Between Monday morning and Tuesday evening, Hall County had received some 350 calls about fallen trees, with crews working nonstop to clear them from the roads, Crumley said.
“They’ll continue through (Tuesday) night and all day (Wednesday),” she said. “They are hopeful they will have everything cleared by (Wednesday) evening.”
Crews “are having to work with power companies because the county cannot touch any trees that are on a power line,” Crumley said. “So, there are two entities dealing with the trees — part of it is the utilities and part of it is road maintenance.”
Still, trees should be removed from most of the major roadways, she said.
“Now, (crews) are getting back into the secondary neighborhood roads,” Crumley said.
David Dockery, public works director,advised motorists to use “extreme caution” and limit travel to major thoroughfares and state highways. He reminded drivers to treat intersections where the traffic signal has no power like a four-way stop.
Gainesville spokeswoman Catiel Felts said, “The city is gathering prices on tree removal and debris cleanup but expects to be able to do most of the work (itself) as soon as the power lines are removed.”
Teri Pope, Georgia Department of Transportation district spokeswoman, said it’s “not an exaggeration to say we’ve had thousands of trees fall in state routes and interstates.”
Hardest hit was Dawson County, where trees were down “on every state route (and) there are power lines down with them. And that means traffic signals are out or dark.”
Forsyth County suffered similar problems, with emergency personnel responding to more than 300 calls of road obstructions, 90 downed wires and 14 wrecks amid a total of more than 1,200 calls.

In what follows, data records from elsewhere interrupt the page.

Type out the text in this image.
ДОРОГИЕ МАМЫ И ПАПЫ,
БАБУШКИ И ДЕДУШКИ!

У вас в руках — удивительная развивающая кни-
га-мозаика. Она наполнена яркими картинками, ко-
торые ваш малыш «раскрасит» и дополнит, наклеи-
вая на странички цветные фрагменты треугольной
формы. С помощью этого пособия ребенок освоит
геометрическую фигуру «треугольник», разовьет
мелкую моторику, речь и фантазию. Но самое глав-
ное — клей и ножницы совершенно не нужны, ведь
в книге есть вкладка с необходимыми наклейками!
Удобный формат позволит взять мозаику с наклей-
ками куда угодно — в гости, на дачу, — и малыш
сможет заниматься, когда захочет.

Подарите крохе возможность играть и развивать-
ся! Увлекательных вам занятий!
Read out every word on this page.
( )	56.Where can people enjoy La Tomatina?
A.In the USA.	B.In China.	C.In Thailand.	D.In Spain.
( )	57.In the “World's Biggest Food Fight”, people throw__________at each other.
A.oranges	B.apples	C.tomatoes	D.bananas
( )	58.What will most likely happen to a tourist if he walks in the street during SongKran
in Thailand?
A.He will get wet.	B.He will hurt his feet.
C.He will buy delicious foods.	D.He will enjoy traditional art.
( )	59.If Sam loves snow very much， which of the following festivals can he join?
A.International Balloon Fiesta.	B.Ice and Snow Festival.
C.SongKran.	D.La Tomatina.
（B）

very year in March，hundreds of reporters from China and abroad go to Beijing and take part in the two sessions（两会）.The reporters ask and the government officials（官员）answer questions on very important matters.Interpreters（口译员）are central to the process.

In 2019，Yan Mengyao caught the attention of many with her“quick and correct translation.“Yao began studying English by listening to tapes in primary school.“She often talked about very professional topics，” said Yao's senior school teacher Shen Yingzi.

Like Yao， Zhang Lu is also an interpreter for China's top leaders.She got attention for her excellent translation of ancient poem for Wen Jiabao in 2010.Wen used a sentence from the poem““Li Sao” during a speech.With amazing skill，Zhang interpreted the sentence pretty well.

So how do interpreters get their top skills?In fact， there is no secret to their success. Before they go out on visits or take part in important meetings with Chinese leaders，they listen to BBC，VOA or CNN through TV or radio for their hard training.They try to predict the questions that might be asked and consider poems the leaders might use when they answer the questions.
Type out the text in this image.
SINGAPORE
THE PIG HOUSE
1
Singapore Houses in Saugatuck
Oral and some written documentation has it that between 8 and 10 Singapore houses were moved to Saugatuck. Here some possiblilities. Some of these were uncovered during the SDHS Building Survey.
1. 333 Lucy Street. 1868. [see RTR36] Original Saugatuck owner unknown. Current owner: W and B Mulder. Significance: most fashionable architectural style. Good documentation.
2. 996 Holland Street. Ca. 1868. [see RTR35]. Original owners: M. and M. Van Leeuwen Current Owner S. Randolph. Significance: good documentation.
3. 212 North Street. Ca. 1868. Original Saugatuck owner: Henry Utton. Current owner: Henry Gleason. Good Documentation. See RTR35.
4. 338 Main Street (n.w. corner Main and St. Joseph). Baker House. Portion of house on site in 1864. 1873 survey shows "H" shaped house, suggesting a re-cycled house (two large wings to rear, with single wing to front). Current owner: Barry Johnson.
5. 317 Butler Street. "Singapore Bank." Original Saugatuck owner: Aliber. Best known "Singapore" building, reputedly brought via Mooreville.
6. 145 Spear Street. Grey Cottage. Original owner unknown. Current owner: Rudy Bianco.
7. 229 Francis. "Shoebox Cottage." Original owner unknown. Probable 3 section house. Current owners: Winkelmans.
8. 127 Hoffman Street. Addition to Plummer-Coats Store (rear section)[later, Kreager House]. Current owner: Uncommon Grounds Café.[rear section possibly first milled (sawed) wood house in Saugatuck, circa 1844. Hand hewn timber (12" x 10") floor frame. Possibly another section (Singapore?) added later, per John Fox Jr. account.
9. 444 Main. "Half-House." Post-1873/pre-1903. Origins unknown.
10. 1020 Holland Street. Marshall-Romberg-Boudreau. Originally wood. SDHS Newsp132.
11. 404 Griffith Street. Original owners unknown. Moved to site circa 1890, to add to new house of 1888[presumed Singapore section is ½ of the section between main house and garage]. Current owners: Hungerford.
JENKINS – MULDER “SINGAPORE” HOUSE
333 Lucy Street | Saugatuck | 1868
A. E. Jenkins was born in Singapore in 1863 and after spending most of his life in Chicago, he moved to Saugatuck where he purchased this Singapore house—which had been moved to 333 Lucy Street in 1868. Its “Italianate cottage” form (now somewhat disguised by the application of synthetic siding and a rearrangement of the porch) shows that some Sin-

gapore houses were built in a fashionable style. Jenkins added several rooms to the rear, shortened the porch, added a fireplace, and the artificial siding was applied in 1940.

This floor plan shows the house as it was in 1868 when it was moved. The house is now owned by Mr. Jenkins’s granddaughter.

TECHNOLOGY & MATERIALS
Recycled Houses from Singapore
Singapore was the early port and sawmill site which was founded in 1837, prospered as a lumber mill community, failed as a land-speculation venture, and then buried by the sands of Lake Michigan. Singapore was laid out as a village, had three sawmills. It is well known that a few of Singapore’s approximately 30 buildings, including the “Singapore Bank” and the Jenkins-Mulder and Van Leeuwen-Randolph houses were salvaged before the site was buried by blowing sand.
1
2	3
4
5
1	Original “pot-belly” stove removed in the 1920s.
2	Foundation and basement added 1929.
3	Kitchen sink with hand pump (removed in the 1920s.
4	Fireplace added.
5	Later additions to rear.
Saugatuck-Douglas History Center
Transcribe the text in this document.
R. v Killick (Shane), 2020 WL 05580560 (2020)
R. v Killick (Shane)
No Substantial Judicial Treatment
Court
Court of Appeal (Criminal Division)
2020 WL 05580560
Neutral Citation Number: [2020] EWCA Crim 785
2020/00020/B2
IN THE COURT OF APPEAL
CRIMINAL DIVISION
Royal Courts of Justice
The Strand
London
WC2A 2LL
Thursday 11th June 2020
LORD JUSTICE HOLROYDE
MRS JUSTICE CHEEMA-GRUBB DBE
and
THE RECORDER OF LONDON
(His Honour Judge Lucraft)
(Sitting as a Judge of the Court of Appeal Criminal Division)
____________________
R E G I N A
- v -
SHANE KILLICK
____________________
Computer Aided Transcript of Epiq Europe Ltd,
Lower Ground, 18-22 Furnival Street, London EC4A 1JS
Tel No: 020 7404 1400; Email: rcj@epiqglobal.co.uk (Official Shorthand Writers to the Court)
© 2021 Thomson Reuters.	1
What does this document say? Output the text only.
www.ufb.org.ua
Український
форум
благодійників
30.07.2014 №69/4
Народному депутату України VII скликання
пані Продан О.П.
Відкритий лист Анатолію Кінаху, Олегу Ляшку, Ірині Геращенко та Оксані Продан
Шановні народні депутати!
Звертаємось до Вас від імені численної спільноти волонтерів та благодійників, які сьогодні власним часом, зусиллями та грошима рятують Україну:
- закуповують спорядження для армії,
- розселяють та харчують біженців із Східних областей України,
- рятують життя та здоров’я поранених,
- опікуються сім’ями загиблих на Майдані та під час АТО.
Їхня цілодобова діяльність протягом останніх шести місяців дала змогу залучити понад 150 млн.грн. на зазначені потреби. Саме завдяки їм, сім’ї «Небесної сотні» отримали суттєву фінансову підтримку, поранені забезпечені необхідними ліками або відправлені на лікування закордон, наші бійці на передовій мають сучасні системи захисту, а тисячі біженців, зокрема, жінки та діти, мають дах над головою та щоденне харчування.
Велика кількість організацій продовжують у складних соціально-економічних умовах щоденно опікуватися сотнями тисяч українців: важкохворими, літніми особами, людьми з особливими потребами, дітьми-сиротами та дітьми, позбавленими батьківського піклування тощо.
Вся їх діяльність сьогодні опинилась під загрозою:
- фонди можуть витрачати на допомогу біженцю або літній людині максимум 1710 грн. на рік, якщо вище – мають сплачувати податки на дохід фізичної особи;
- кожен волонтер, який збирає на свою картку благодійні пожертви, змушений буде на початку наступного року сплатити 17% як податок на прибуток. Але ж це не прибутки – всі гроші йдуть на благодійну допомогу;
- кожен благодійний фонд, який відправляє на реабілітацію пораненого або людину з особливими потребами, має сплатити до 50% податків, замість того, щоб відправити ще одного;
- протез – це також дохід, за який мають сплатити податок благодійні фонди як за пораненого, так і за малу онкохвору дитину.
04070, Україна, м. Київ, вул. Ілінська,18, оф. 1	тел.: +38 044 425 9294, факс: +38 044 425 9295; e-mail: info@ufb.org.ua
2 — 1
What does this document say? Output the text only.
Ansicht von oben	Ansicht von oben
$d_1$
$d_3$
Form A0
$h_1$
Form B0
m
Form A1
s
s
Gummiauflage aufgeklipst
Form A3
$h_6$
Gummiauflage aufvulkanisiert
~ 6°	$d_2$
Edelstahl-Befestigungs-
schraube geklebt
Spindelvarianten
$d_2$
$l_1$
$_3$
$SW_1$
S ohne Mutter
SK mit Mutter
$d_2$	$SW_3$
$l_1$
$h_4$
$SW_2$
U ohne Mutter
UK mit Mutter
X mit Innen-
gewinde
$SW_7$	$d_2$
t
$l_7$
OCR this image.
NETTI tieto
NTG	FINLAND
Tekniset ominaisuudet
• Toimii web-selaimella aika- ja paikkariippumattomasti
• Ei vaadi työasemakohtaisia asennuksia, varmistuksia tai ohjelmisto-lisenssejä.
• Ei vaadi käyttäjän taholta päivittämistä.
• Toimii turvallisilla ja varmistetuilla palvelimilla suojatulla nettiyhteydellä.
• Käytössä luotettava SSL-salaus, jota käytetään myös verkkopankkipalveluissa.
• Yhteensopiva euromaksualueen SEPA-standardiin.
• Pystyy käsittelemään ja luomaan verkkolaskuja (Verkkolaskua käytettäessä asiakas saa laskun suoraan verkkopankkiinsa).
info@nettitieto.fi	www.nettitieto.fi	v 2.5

Hospital maintains operations
Northeast Georgia Medical Center in Gainesville was able to mostly maintain normal operations, even through the brunt of Monday’s ice storm.
Jennifer Davis, emergency preparedness manager, said Tuesday was “essentially a normal day.”
The hospital did lose main power for about 45 minutes Monday night, but “our backup generators kept us running as usual.”
One issue has been that falling trees, limbs and other debris kept some staff from making it to work Tuesday morning, but “their coworkers, schedulers and leaders did a great job stepping up to fill the shifts.”
Also, a few surgeries have been rescheduled due to patients, surgeons or staff unable to get to the hospital.
Staff writers Nicholas Watson, Jeff Gill, Kristen Oliver and Keith Albertson contributed to this story as well as reports from the Forsyth County News.